If you don’t normally read the comment section, I encourage you to click through to yesterday’s post about “clean slate” thinking. I particularly want to endorse this perspective from Jed Harris:
I think it turns on on whether one gives more weight to models or observations. The modernist architects and planners had very strong models, and ignored or had contempt for actually existing social reality, so they didn’t work very hard to observe or understand it. They didn’t feel any obligation to test their theories in the small before trying to apply them in the large. They didn’t have to listen to “the little people” who didn’t understand the theory and only knew what they personally observed.
This is exactly right, and it succinctly makes a point that I’ve tried to make in the past. Jed goes on to argue that “the most serious threat from theory run amok at the expense of observation seems to be neo-classical economics.” Prompting a thoughtful response from some other readers, especially Jess.
I think I share Jed’s sentiment but wouldn’t quite put it this way. Models by themselves aren’t threats to anything. What matters is how models are used. The neoclassical model, like all models, is an approximation of reality, and it fits some problems better than others.

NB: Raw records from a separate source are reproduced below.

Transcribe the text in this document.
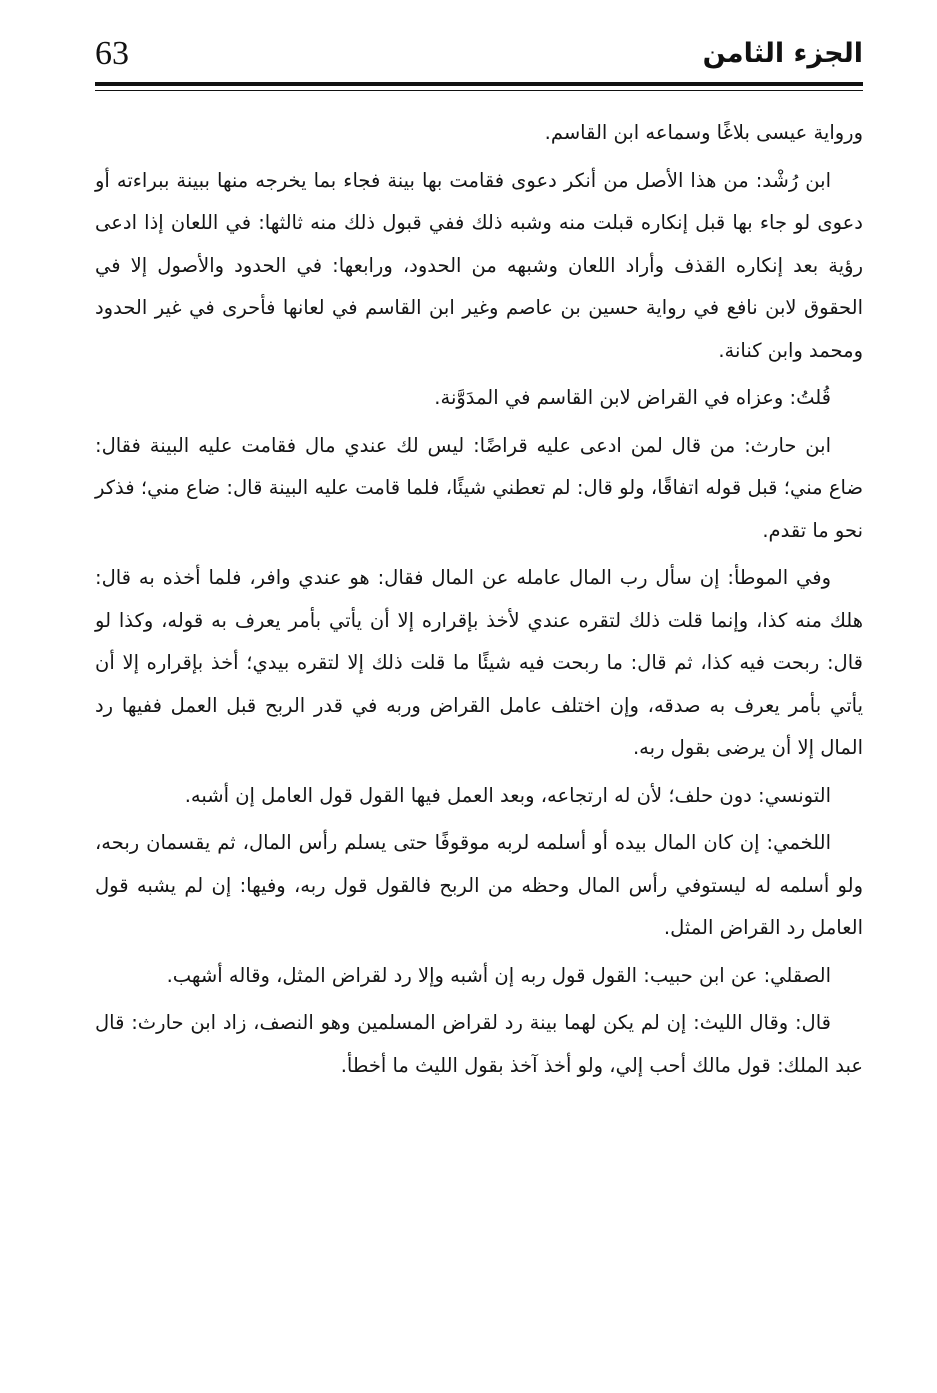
63	الجزء الثامن

ورواية عيسى بلاغًا وسماعه ابن القاسم.

ابن رُشْد: من هذا الأصل من أنكر دعوى فقامت بها بينة فجاء بما يخرجه منها ببينة ببراءته أو دعوى لو جاء بها قبل إنكاره قبلت منه وشبه ذلك ففي قبول ذلك منه ثالثها: في اللعان إذا ادعى رؤية بعد إنكاره القذف وأراد اللعان وشبهه من الحدود، ورابعها: في الحدود والأصول إلا في الحقوق لابن نافع في رواية حسين بن عاصم وغير ابن القاسم في لعانها فأحرى في غير الحدود ومحمد وابن كنانة.

قُلتُ: وعزاه في القراض لابن القاسم في المدَوَّنة.

ابن حارث: من قال لمن ادعى عليه قراضًا: ليس لك عندي مال فقامت عليه البينة فقال: ضاع مني؛ قبل قوله اتفاقًا، ولو قال: لم تعطني شيئًا، فلما قامت عليه البينة قال: ضاع مني؛ فذكر نحو ما تقدم.

وفي الموطأ: إن سأل رب المال عامله عن المال فقال: هو عندي وافر، فلما أخذه به قال: هلك منه كذا، وإنما قلت ذلك لتقره عندي لأخذ بإقراره إلا أن يأتي بأمر يعرف به قوله، وكذا لو قال: ربحت فيه كذا، ثم قال: ما ربحت فيه شيئًا ما قلت ذلك إلا لتقره بيدي؛ أخذ بإقراره إلا أن يأتي بأمر يعرف به صدقه، وإن اختلف عامل القراض وربه في قدر الربح قبل العمل ففيها رد المال إلا أن يرضى بقول ربه.

التونسي: دون حلف؛ لأن له ارتجاعه، وبعد العمل فيها القول قول العامل إن أشبه.

اللخمي: إن كان المال بيده أو أسلمه لربه موقوفًا حتى يسلم رأس المال، ثم يقسمان ربحه، ولو أسلمه له ليستوفي رأس المال وحظه من الربح فالقول قول ربه، وفيها: إن لم يشبه قول العامل رد القراض المثل.

الصقلي: عن ابن حبيب: القول قول ربه إن أشبه وإلا رد لقراض المثل، وقاله أشهب.

قال: وقال الليث: إن لم يكن لهما بينة رد لقراض المسلمين وهو النصف، زاد ابن حارث: قال عبد الملك: قول مالك أحب إلي، ولو أخذ آخذ بقول الليث ما أخطأ.
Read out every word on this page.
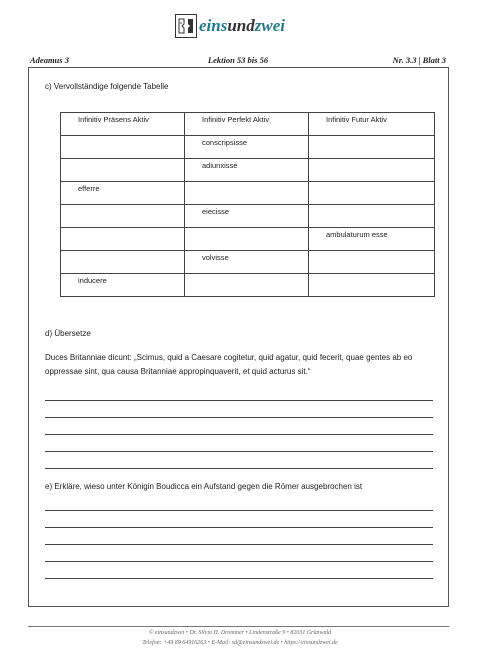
einsundzwei
Adeamus 3	Lektion 53 bis 56	Nr. 3.3 | Blatt 3
c) Vervollständige folgende Tabelle
Infinitiv Präsens Aktiv	Infinitiv Perfekt Aktiv	Infinitiv Futur Aktiv
	conscripsisse	
	adiunxisse	
efferre		
	eiecisse	
		ambulaturum esse
	volvisse	
inducere		
d) Übersetze
Duces Britanniae dicunt: „Scimus, quid a Caesare cogitetur, quid agatur, quid fecerit, quae gentes ab eo oppressae sint, qua causa Britanniae appropinquaverit, et quid acturus sit.“
e) Erkläre, wieso unter Königin Boudicca ein Aufstand gegen die Römer ausgebrochen ist
© einsundzwei • Dr. Silvia H. Drommer • Lindenstraße 9 • 82031 Grünwald
Telefon: +49 89 64916263 • E-Mail: sd@einsundzwei.de • https://einsundzwei.de
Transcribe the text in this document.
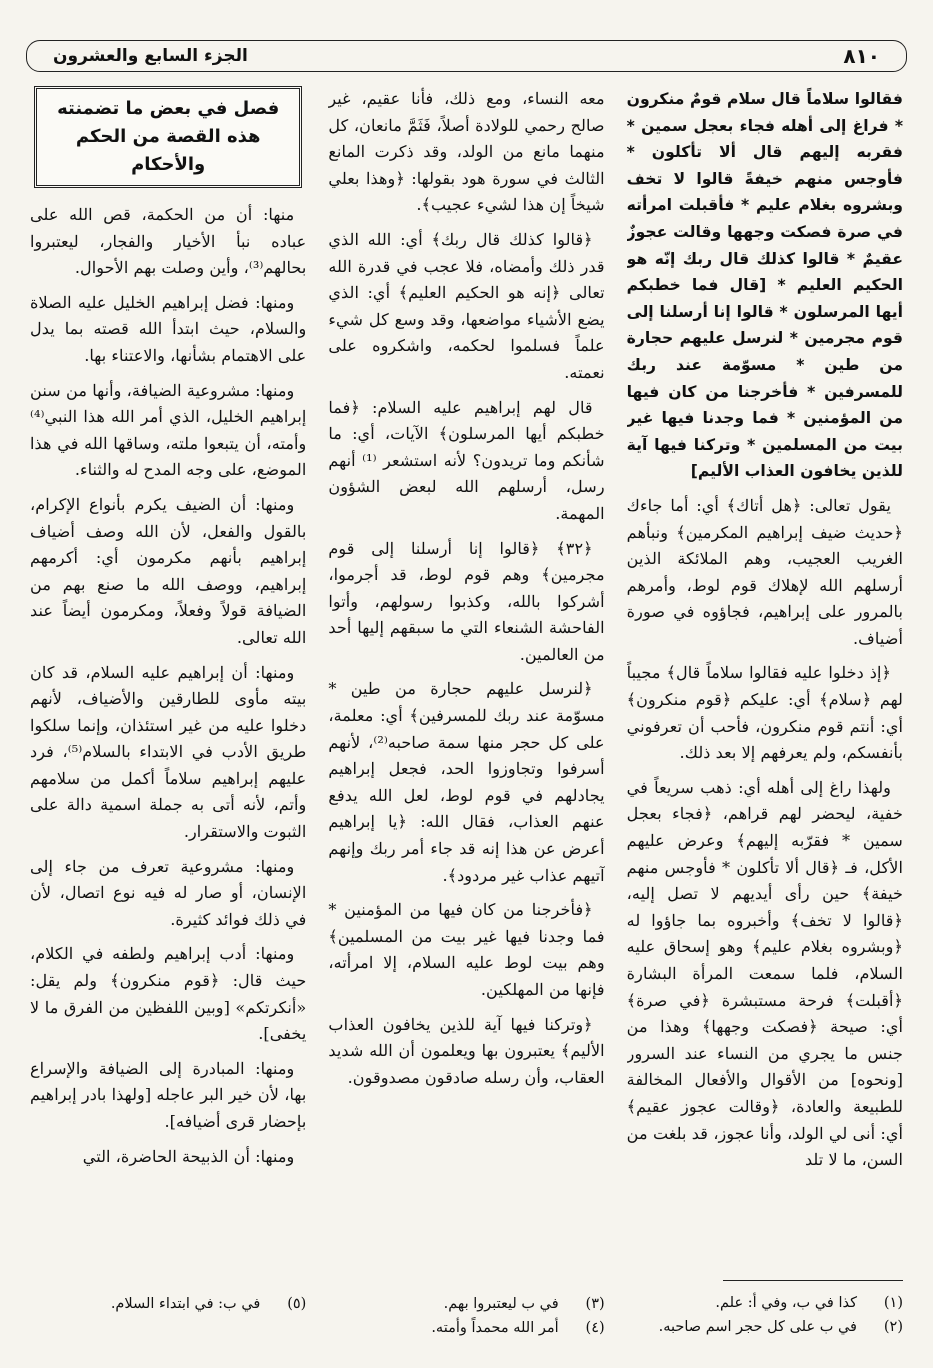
٨١٠
الجزء السابع والعشرون

فقالوا سلاماً قال سلام قومٌ منكرون * فراغ إلى أهله فجاء بعجل سمين * فقربه إليهم قال ألا تأكلون * فأوجس منهم خيفةً قالوا لا تخف وبشروه بغلام عليم * فأقبلت امرأته في صرة فصكت وجهها وقالت عجوزٌ عقيمٌ * قالوا كذلك قال ربك إنّه هو الحكيم العليم * [قال فما خطبكم أيها المرسلون * قالوا إنا أرسلنا إلى قوم مجرمين * لنرسل عليهم حجارة من طين * مسوّمة عند ربك للمسرفين * فأخرجنا من كان فيها من المؤمنين * فما وجدنا فيها غير بيت من المسلمين * وتركنا فيها آية للذين يخافون العذاب الأليم]

يقول تعالى: ﴿هل أتاك﴾ أي: أما جاءك ﴿حديث ضيف إبراهيم المكرمين﴾ ونبأهم الغريب العجيب، وهم الملائكة الذين أرسلهم الله لإهلاك قوم لوط، وأمرهم بالمرور على إبراهيم، فجاؤوه في صورة أضياف.

﴿إذ دخلوا عليه فقالوا سلاماً قال﴾ مجيباً لهم ﴿سلام﴾ أي: عليكم ﴿قوم منكرون﴾ أي: أنتم قوم منكرون، فأحب أن تعرفوني بأنفسكم، ولم يعرفهم إلا بعد ذلك.

ولهذا راغ إلى أهله أي: ذهب سريعاً في خفية، ليحضر لهم قراهم، ﴿فجاء بعجل سمين * فقرّبه إليهم﴾ وعرض عليهم الأكل، فـ ﴿قال ألا تأكلون * فأوجس منهم خيفة﴾ حين رأى أيديهم لا تصل إليه، ﴿قالوا لا تخف﴾ وأخبروه بما جاؤوا له ﴿وبشروه بغلام عليم﴾ وهو إسحاق عليه السلام، فلما سمعت المرأة البشارة ﴿أقبلت﴾ فرحة مستبشرة ﴿في صرة﴾ أي: صيحة ﴿فصكت وجهها﴾ وهذا من جنس ما يجري من النساء عند السرور [ونحوه] من الأقوال والأفعال المخالفة للطبيعة والعادة، ﴿وقالت عجوز عقيم﴾ أي: أنى لي الولد، وأنا عجوز، قد بلغت من السن، ما لا تلد

معه النساء، ومع ذلك، فأنا عقيم، غير صالح رحمي للولادة أصلاً، فَثَمَّ مانعان، كل منهما مانع من الولد، وقد ذكرت المانع الثالث في سورة هود بقولها: ﴿وهذا بعلي شيخاً إن هذا لشيء عجيب﴾.

﴿قالوا كذلك قال ربك﴾ أي: الله الذي قدر ذلك وأمضاه، فلا عجب في قدرة الله تعالى ﴿إنه هو الحكيم العليم﴾ أي: الذي يضع الأشياء مواضعها، وقد وسع كل شيء علماً فسلموا لحكمه، واشكروه على نعمته.

قال لهم إبراهيم عليه السلام: ﴿فما خطبكم أيها المرسلون﴾ الآيات، أي: ما شأنكم وما تريدون؟ لأنه استشعر ⁽¹⁾ أنهم رسل، أرسلهم الله لبعض الشؤون المهمة.

﴿٣٢﴾ ﴿قالوا إنا أرسلنا إلى قوم مجرمين﴾ وهم قوم لوط، قد أجرموا، أشركوا بالله، وكذبوا رسولهم، وأتوا الفاحشة الشنعاء التي ما سبقهم إليها أحد من العالمين.

﴿لنرسل عليهم حجارة من طين * مسوّمة عند ربك للمسرفين﴾ أي: معلمة، على كل حجر منها سمة صاحبه⁽²⁾، لأنهم أسرفوا وتجاوزوا الحد، فجعل إبراهيم يجادلهم في قوم لوط، لعل الله يدفع عنهم العذاب، فقال الله: ﴿يا إبراهيم أعرض عن هذا إنه قد جاء أمر ربك وإنهم آتيهم عذاب غير مردود﴾.

﴿فأخرجنا من كان فيها من المؤمنين * فما وجدنا فيها غير بيت من المسلمين﴾ وهم بيت لوط عليه السلام، إلا امرأته، فإنها من المهلكين.

﴿وتركنا فيها آية للذين يخافون العذاب الأليم﴾ يعتبرون بها ويعلمون أن الله شديد العقاب، وأن رسله صادقون مصدوقون.

فصل في بعض ما تضمنته هذه القصة من الحكم والأحكام

منها: أن من الحكمة، قص الله على عباده نبأ الأخيار والفجار، ليعتبروا بحالهم⁽³⁾، وأين وصلت بهم الأحوال.

ومنها: فضل إبراهيم الخليل عليه الصلاة والسلام، حيث ابتدأ الله قصته بما يدل على الاهتمام بشأنها، والاعتناء بها.

ومنها: مشروعية الضيافة، وأنها من سنن إبراهيم الخليل، الذي أمر الله هذا النبي⁽⁴⁾ وأمته، أن يتبعوا ملته، وساقها الله في هذا الموضع، على وجه المدح له والثناء.

ومنها: أن الضيف يكرم بأنواع الإكرام، بالقول والفعل، لأن الله وصف أضياف إبراهيم بأنهم مكرمون أي: أكرمهم إبراهيم، ووصف الله ما صنع بهم من الضيافة قولاً وفعلاً، ومكرمون أيضاً عند الله تعالى.

ومنها: أن إبراهيم عليه السلام، قد كان بيته مأوى للطارقين والأضياف، لأنهم دخلوا عليه من غير استئذان، وإنما سلكوا طريق الأدب في الابتداء بالسلام⁽⁵⁾، فرد عليهم إبراهيم سلاماً أكمل من سلامهم وأتم، لأنه أتى به جملة اسمية دالة على الثبوت والاستقرار.

ومنها: مشروعية تعرف من جاء إلى الإنسان، أو صار له فيه نوع اتصال، لأن في ذلك فوائد كثيرة.

ومنها: أدب إبراهيم ولطفه في الكلام، حيث قال: ﴿قوم منكرون﴾ ولم يقل: «أنكرتكم» [وبين اللفظين من الفرق ما لا يخفى].

ومنها: المبادرة إلى الضيافة والإسراع بها، لأن خير البر عاجله [ولهذا بادر إبراهيم بإحضار قرى أضيافه].

ومنها: أن الذبيحة الحاضرة، التي

(١)
كذا في ب، وفي أ: علم.
(٢)
في ب على كل حجر اسم صاحبه.
(٣)
في ب ليعتبروا بهم.
(٤)
أمر الله محمداً وأمته.
(٥)
في ب: في ابتداء السلام.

To pick a silly example at random, a few weeks ago there was some online chatter about this article where Terry Savage chastises some little girls for running a lemonade stand where the product was available for free:
“You must charge something for the lemonade,” I explained. “That’s the whole point of a lemonade stand. You figure out your costs — how much the lemonade costs, and the cups — and then you charge a little more than what it costs you, so you can make money. Then you can buy more stuff, and make more lemonade, and sell it and make more money.”
This is, of course, ridiculous. There’s no reason all lemonade stands need to be for-profit enterprises. Kids learn a variety of lessons from lemonade stands. Charging might teach valuable lessons about budgeting and self-sufficiency, but giving lemonade away can teach equally valuable lessons about generosity and public service. Savage apparently doesn’t care what the girls’ parents might have hoped their kids would get out of the experience. The mere fact that the girls were failing to conform to the neoclassical model of homo economicus was enough to condemn their activity.
That’s a frivolous example, to be sure, but the same mixture of intellectual laziness and arrogance crops up in more serious contexts. I’ve written before about this Richard Epstein column where he criticizes the free software movement for, basically, failing to conform to the assumptions of the neoclassical model:
The open source movement shares many features with a workers’ commune, and is likely to fail for the same reason: it cannot scale up to meet its own successes. To see the long-term difficulty, imagine a commune entirely owned by its original workers who share pro rata in its increases in value. The system might work well in the early days when the workforce remains fixed. But what happens when a given worker wants to quit? Does that worker receive in cash or kind his share of the gain in value during the period of his employment? If not, then the run-up in value during his period of employment will be gobbled up by his successor – a recipe for immense resentment. Yet that danger can be ducked only by creating a capital structure that gives present employees separable interests in either debt or equity in exchange for their contributions to the company.
This passage bears no relationship to reality. Free software projects scale up just fine without “a capital structure that gives present employees separable interests in either debt or equity.” Contributors are not employees or shareholders. The inability to cash out does not, in fact, generate “immense resentment.” And Epstein could have learned all of this pretty easily if he’d talked to a few people in the free software community before writing his column. But why let facts clutter up a perfectly good theory?
I sometimes get the same vibe when I talk to legal academics about software patents. Many software patent supporters in academia hail from the law-and-economics tradition, and they have a coherent neoclassical story about how patents create incentives for innovation in the software industry. The problem with the story is that it’s utterly at odds with how the software industry actually works. And they don’t seem to understand (or maybe they don’t care) why software patents have generated so much opposition among the people who are actually responsible for producing software innovation.
A humble, bottom-up thinker takes this kind of disconnect between economic theory and lived reality as a reason to re-think the theory—or even better, to learn about a domain before trying to theorize about it. A top-down, “clean slate” thinker takes it as evidence that he needs to do a better job of explaining the theory to the uninitiated or, at worst, to tweak a few of the implementation details.
This “clean slate” vice isn’t unique to neoclassical thinkers by any means; all ideologies are prone to similar excesses. But I think Jed is right that abuses of neoclassical theory are pretty common. Precisely because the neoclassical model is such a powerful way to explain certain social phenomena, a lot of people have convinced themselves that it can be usefully applied to every problem. This isn’t a bad parlor game, but it’s a terrible way to do public policy.